During its first mission, the lander is envisaged to carry three customer payloads, including an experiment designed by NASA Ames, called Lunar Plant Growth Experiment (LPX). This is an experiment for investigating germination and initial plant growth when subject to the combined effects of lunar gravity and lunar surface radiation. The experiment will try to grow Arabidopsis (a flowering plant), basil, sunflowers, and turnips in a sealed "biosphere" cylinder about 10 cm in diameter with life-support systems.

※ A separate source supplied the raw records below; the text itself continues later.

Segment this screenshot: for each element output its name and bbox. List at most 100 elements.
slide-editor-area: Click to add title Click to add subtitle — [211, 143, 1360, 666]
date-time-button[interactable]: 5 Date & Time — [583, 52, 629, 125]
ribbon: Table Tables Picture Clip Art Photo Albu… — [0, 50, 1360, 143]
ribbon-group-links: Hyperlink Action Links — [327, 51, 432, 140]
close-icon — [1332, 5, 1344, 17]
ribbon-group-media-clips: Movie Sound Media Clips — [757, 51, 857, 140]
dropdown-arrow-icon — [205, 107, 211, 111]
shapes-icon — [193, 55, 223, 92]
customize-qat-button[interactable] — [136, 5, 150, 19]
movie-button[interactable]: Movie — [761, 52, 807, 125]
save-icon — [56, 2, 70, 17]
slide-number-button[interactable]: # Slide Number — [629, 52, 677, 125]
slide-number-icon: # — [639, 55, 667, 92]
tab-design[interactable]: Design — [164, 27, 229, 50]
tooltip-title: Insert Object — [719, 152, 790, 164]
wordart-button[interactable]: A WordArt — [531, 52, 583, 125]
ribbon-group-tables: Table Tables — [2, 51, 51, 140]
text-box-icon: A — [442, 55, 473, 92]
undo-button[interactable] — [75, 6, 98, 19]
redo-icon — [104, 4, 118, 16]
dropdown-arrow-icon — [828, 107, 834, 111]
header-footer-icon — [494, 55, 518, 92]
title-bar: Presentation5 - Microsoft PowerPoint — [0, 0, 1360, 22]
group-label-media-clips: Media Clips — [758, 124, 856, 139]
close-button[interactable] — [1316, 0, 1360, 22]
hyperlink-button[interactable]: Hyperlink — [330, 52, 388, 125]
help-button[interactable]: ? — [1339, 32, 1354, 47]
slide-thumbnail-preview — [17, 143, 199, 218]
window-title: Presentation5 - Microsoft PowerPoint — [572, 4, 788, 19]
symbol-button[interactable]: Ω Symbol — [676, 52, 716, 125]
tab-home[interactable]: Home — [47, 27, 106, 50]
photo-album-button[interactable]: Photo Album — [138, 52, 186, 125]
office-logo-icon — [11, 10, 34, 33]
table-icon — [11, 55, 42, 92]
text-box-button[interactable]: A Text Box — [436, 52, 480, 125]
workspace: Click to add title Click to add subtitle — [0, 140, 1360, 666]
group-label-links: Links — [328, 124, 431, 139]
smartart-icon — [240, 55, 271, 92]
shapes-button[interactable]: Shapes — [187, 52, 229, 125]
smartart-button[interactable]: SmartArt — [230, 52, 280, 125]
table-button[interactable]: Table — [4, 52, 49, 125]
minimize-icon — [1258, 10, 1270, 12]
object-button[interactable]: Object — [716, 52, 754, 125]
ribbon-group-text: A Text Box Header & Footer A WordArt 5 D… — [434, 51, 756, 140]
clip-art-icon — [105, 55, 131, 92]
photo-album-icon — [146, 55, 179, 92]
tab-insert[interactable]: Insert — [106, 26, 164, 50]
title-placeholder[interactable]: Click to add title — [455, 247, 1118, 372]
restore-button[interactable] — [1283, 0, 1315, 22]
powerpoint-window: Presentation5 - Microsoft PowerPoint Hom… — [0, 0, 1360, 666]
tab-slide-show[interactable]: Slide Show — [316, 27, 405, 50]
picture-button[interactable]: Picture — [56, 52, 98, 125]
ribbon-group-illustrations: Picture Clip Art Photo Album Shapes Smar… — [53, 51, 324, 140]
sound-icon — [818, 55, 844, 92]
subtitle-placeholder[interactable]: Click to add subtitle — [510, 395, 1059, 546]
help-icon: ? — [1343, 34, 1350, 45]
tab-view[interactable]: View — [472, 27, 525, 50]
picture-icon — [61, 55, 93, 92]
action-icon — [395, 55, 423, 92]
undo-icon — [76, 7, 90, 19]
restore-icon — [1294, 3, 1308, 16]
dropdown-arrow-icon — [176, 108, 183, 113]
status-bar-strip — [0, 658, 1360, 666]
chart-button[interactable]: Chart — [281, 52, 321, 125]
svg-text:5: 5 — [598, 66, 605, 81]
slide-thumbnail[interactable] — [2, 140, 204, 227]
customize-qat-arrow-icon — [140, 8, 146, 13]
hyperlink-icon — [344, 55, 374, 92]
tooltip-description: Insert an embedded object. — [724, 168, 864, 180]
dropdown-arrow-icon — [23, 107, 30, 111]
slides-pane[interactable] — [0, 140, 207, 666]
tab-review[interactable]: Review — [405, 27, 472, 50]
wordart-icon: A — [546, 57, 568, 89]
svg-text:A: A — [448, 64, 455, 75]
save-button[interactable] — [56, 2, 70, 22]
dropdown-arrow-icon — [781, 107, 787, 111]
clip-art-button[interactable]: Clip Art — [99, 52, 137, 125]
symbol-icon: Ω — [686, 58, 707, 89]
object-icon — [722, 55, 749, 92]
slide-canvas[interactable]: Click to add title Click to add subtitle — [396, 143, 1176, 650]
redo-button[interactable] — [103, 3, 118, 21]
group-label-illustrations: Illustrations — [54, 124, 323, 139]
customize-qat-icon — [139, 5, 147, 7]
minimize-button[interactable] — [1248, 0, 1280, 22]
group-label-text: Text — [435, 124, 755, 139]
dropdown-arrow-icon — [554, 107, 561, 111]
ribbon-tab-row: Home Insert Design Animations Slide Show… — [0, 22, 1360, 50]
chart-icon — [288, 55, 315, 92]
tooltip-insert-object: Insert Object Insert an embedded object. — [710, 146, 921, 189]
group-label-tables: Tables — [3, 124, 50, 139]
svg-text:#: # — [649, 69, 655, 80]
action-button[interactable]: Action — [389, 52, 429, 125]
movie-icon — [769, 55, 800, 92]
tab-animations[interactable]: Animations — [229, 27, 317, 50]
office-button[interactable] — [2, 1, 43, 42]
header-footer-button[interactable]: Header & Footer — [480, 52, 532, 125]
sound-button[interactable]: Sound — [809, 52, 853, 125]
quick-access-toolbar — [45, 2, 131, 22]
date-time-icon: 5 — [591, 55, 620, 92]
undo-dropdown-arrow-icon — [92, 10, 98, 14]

A miniature camera will photograph any growth. Research in such closed ecological systems inform astrobiology and the development of biological life support systems for long duration missions in space stations or space habitats for space farming.

==ESA lander study==

In January 2019, ESA contractor Ariane Group announced that it has received a one-year contract from ESA to study a lunar lander concept to mine lunar regolith to extract natural resources. PTScientists were awarded a subcontract and are responsible for the payload delivery portion of the study. The mission would be launched on an Ariane 64 in 2025.